As the Rat's spatial reasoning had suggested, though, there wasn't going to be room in this suitcase for him or for Melissa. He had to jump on the top of the suitcase three times to get it to click shut as it was. The Rat's whiskers quivered as the coachman, giving Melissa a last affectionate pat, ascended to the driver's board at a leisurely pace. "All aboard what's coming aboard!" he cried.
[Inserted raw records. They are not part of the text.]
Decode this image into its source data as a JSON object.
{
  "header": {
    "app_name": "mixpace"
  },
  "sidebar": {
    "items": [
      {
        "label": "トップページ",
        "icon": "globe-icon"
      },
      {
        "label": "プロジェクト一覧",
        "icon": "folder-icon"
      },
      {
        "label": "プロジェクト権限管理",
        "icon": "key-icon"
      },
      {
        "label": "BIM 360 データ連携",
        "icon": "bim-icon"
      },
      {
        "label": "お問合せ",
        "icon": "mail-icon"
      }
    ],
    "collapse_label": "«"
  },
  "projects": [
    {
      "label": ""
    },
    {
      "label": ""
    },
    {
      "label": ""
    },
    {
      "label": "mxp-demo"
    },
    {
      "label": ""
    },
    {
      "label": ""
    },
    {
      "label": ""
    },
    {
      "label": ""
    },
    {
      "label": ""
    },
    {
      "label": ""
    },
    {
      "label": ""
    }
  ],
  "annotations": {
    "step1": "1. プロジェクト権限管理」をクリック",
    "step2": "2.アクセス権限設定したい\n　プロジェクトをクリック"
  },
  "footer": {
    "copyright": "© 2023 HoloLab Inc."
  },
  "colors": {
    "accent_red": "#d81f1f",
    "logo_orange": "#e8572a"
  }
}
The Rat scurried frantically down the rear boot. If the Coach took off with him sitting on the roof, the sheer velocity of the thing would shake him off as if he were a flea.

He dropped to the asphalt and scampered between the wheels. Melissa's slender body was already squeezed between the floor of the cabin and the axle she was perched on, her eyes larger than ever. "SQUEEEEK!" shrilled the Rat in alarm, leaping to the axle and from there to the thoroughbrace, almost jumping up and down in panic. Melissa, who understood mechanics less well, took a long moment to realize that he meant her to follow. To the horror of both animals, the Carriage was already moving by then, and the cat scrabbled frantically as the axle began rotating beneath her paws.

"Mrrrrrraoooooo!" she screamed.

"I understand!" the Rat yipped back, backing as far along the thoroughbrace as he could to leave her more room for the leap that would be her only chance before the Trade coach picked up enough speed to throw her beneath its wheels.

"MRRRRRRRRAOOOOO!" Melissa stumbled and then threw herself blindly forward, catching the thoroughbrace at first with only one arm, from beneath. Her butt bumped the ground, and the Rat chittered anxiously, but then she swung both her hind legs up and around the brace, and then righted herself, pressed tight between its metal and the wood of the cabin floor, her tail huge and puffy, panting a little.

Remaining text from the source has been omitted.